Myszolandia pisze:Matko,3 z 8

szok dla mnie,nie potrafię sobie wyobrazić co czułaś jak one odchodziły po kolei,aż nie moge spokojnie pisać
ryczałam i czułam się bezsilna i w głowie tłukły się myśli o ignorancie, przez którego umierają i o tym jak mogły żyć.
Najtrudniejsze decyzje świata. Kiedy już po kropłowkach, wielu lekach, poprawach, pogorszeniach, przychodzi taki moment, że nie możesz zrobić nic żeby pomóc. Wtedy sa najtrudniejsze decyzje. I nikt nie podejmie ich za Ciebie. Bolą a swiadomość, że zawinił w tym człowiek , zły człowiek potęguje ból.
gdybym wzięła je wszystkie maksymalnie chore, bez szans na życie, wtedy to co innego.
Leczyłam , dawałam z siebie wszystko tam gdzie trzeba a zdrowych uczyłąm człowieka i w pewnym momencie gruchnęło, bo ... Może by klienci przestali przychodzić albo bali się wejśc na badanie i biznes by osłabł? Brak informacji o zagrożeniu. Taka mała karteczka na drzwiach lecznicy a moje tymczaski by żyły.
Nie mogę się z tym pogodzić. Wybaczcie, prosze.
Napisze Wam jeszcze o czymś co wydarzyło się tego dnia kiedy odeszła Kaja.
Tego dnia rano zapakowałam Kaję i Kostka w samochód i podjechaliśmy do lecznicy. Nie miałam u siebie w domu nic do króplówki. Tylko Nacl więc pomyślałam , że powtórzą to co koty dostały dzięn wcześniej. Wzięłam je też dlatego, że nie wygladały dobrze i temperatura już spadała.
Był właściciel (czyli ON)
Tempreatura robaczków spadła do lekko poniżej 37 stopni.
Powiedział stażystce aby podłaczyłą kroplówki. Interesował się tym wszystkim tyle o ile.
Wkurzył się że Kajusia przy badaniu wyszla z inkubatora i przeszła na stół obok. Dusiła się już trochę i każde badanie było okropne." Niech ona mi tu nie chodzi!!"
Za chwilę usłyszłam, że powinnam ją uśpić bo ma obrzęk pod pysiem. Na moje pytanie z czego ten obrzęk, co to jest, nie potrafił odpowiedzieć. Natomiast uśpić tak.
Wiem, że to obrzęk spowodowany utratą białka we krwi. Gdyby zrobiono jej badanie krwi to by wyszlo. Jednak wierzyłam że ma kicia szansę.
Po chwili słysze że mogę już jechać i za 2 godziny byc z powrotem.
A podgrzać kociaki?- pytam. Nie wyjdę dopóki nie zobaczę że są podgrzewane.
Okazało się że inkubator nie działal na grzanie a stażystka na polecenie właściciela zaczęła szukać termoforu.

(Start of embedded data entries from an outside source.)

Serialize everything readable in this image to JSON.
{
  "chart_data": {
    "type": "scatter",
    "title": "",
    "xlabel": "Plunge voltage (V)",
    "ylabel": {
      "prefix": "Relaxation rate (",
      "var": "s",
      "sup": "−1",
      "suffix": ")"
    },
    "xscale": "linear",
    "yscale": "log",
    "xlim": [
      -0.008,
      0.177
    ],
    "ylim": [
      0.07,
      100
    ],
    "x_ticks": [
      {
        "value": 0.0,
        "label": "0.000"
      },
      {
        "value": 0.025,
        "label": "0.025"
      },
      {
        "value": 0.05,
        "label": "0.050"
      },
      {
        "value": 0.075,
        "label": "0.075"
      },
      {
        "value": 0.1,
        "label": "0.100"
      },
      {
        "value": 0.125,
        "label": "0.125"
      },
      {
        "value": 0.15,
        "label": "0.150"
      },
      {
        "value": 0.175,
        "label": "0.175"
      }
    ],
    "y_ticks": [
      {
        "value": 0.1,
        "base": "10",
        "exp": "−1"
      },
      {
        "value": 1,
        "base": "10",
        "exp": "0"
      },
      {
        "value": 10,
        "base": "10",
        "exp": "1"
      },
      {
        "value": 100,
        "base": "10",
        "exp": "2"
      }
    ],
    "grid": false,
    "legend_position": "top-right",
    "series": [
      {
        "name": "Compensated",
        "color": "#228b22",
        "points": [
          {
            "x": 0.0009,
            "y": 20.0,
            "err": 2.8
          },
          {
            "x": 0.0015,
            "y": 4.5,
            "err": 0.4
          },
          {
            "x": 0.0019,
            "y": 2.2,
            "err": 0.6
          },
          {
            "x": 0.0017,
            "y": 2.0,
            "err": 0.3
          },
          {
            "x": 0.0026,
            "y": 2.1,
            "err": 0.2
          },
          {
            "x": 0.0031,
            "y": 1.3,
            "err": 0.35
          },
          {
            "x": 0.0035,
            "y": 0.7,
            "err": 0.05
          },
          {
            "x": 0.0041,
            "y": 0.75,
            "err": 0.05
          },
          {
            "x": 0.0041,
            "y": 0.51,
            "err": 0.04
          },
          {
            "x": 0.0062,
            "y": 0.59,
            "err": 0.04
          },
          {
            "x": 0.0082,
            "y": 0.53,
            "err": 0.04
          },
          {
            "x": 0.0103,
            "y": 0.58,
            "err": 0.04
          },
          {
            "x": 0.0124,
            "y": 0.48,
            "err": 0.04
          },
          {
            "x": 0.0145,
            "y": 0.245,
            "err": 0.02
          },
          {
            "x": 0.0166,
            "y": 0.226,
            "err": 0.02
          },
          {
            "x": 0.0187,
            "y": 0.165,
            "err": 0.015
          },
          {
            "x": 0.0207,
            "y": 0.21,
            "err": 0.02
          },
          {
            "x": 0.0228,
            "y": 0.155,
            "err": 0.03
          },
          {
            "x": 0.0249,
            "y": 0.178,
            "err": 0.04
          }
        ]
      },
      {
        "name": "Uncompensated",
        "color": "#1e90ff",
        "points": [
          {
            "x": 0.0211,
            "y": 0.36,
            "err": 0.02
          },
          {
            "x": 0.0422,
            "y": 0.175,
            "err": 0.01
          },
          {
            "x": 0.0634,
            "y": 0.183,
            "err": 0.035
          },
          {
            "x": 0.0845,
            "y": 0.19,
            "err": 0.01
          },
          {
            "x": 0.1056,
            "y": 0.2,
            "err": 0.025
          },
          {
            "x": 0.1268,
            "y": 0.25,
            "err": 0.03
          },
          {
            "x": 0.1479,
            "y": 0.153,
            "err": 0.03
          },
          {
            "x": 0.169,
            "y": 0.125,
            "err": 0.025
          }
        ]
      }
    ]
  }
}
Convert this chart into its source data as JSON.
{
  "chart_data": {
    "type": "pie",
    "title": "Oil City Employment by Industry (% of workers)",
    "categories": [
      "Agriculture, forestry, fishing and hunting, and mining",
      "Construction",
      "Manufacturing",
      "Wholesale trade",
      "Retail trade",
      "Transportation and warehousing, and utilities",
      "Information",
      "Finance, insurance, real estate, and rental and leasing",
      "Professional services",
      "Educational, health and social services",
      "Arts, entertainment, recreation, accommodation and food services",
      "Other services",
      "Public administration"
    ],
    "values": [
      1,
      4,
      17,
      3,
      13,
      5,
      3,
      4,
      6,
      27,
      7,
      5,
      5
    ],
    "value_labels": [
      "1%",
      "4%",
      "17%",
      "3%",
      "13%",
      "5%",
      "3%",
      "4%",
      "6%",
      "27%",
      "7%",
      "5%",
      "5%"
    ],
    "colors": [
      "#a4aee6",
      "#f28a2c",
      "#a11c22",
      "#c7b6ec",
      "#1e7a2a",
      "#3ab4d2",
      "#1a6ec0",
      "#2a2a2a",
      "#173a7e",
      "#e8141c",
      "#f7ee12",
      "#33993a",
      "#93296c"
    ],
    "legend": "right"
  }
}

Masakra. Umarłyby w lecznicy.
Zabrałam wszystko do dom i wyprowadziłąm temperatury.
Oczywiście nie dał wszystkiego do kroplowki i za moment znowu leciałam do lecznicy po lekarstwa.
Kajusia odeszla wieczorem a Kostek następnego dnia.
ucaluj Mysię ode mnie i wszystkich moich kociaków
Nie powinien pracować ze zwierzetami. Nie ma już do nich serca. Wypalił się.